外国人眼中—— 中国人的忍耐力


“中国人比白人有更大的生命力”,一位名叫E·A·罗斯的西方人这样说。一位名叫A·H·史密斯的西方人更证明说,中国人“活易死难”,容易活,指的是他的活力充盈,生气蓬勃,虽在劫运重重、流亡颠沛之中,他照样地可以维持生命。美国前**格兰特(1822-1885)环游世界之后,有人问他什么是他此行最深刻的印象。他不假思索地说,是一个中国的小贩和一个犹太人抢做买卖,竟然把犹太人赶跑了。犹太人的耐性在西洋也许要首屈一指,竟然也败在中国人手上,可见“中国人的忍耐力实在太大了”。连英国著名哲学家罗素也说:“中国人的忍耐力,在欧洲人看来,真是可惊……”
  19今年,对华工持好感的一份南非报纸把中国人描写得出了奇:“不信教的中国人头脑特别发达。他们有美国北方人的冲动和机智,有犹太人的理财和经商能力,有苏格兰人的冷静和获得欲,有土耳其人的忍耐和中庸秉性,可谓集大成于一身。他们像骡子一样坚韧有力,有像鸵鸟一样的食欲和消化能力,和火车头一样的持恒特质。”不管前面对中国人的奇特性描述如何,后一句对中国人生命力的顽强性的比喻则无论如何是毫不夸张的。

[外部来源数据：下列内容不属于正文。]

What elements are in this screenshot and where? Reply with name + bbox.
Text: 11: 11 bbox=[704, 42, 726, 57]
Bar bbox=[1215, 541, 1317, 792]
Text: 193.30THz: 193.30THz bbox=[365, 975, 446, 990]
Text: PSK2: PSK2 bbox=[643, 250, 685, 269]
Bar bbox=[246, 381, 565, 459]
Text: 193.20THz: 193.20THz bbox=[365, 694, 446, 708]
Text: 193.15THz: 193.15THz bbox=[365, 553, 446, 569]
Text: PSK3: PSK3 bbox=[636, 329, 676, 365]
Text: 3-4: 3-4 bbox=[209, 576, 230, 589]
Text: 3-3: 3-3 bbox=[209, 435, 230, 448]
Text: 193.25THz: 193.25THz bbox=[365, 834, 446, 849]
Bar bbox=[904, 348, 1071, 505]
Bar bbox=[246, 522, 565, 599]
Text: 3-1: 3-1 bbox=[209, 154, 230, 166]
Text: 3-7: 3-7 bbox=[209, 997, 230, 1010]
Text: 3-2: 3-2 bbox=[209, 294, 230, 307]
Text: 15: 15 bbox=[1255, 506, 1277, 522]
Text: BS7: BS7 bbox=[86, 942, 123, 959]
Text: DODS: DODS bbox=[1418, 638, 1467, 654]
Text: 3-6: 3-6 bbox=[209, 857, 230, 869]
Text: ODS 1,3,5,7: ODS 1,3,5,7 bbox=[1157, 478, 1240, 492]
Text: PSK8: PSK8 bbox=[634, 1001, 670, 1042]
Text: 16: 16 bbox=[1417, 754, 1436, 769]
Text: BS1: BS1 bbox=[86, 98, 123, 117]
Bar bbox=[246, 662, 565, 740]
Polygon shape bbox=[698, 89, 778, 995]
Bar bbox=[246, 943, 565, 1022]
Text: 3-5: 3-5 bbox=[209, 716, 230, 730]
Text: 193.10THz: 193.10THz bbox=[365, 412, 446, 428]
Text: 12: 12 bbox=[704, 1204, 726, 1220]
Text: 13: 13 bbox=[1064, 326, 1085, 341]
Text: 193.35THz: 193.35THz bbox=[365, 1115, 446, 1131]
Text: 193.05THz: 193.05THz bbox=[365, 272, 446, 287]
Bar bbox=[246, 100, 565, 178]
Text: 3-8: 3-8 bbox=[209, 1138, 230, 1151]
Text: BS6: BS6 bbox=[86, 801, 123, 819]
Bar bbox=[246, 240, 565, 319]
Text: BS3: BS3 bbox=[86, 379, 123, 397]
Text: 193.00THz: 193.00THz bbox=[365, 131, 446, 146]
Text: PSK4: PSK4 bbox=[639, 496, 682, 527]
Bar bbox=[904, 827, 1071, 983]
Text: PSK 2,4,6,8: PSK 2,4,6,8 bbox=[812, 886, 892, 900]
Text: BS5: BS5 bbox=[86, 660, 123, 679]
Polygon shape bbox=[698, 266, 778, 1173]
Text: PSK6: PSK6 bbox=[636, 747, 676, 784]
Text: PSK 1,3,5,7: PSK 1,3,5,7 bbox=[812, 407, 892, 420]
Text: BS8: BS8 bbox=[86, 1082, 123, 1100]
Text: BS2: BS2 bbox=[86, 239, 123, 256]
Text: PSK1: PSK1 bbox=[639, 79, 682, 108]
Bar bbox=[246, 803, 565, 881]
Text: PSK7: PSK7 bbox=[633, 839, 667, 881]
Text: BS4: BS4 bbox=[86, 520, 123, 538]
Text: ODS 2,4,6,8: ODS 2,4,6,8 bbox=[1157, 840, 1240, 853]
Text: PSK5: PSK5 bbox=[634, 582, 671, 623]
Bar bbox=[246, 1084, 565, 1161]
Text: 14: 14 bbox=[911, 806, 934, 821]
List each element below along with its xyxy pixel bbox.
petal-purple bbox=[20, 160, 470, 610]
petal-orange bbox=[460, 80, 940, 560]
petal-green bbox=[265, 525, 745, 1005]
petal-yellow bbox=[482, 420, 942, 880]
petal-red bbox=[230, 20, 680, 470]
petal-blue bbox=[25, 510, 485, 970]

  美国人应最清楚,在他们的19世纪最最伟大的工程奇迹———第一条横贯美国的铁路的修建工程中,绝大多数工人是来自中国的“猪仔”劳力。他们的工资不及白人的一半,而负担的却是最危险、最艰苦的工作。一位在排华浪潮中为华工作证的众议员(奥斯民德·加里森·维拉德)指出:“我要提请你们注意华工为开发我国西部所做的贡献。我的父亲曾参加铺设穿越大西北第一条横贯大陆的铁路。……最使他难以忘怀、经常颂扬的,是华工。将近一万名华工向坚固的森林发起进攻。他们冒着严寒和酷暑,帮助我们开发了西北江山……我这里有一封太平洋西北铁路公司总工程师发来的电报,讲述在没有一个美国人敢忍受的艰苦条件下,华工如何跨进8英尺深的积雪,冒着零下几十度的严寒继续劳动。”
  俄国作家冈察洛夫在一篇游记中,谈到他访问中国浙江沿海某地区一户农民的情形。他为中国农民从凌晨天还未亮即下地干活,一直忙活到太阳西沉,中间除了短暂的吃饭时间之外,基本上是毫不间断地工作的勤奋精神,深感惊叹。他认为,中国人的生命力强或许更多地还是表现在广大的中国农民身上。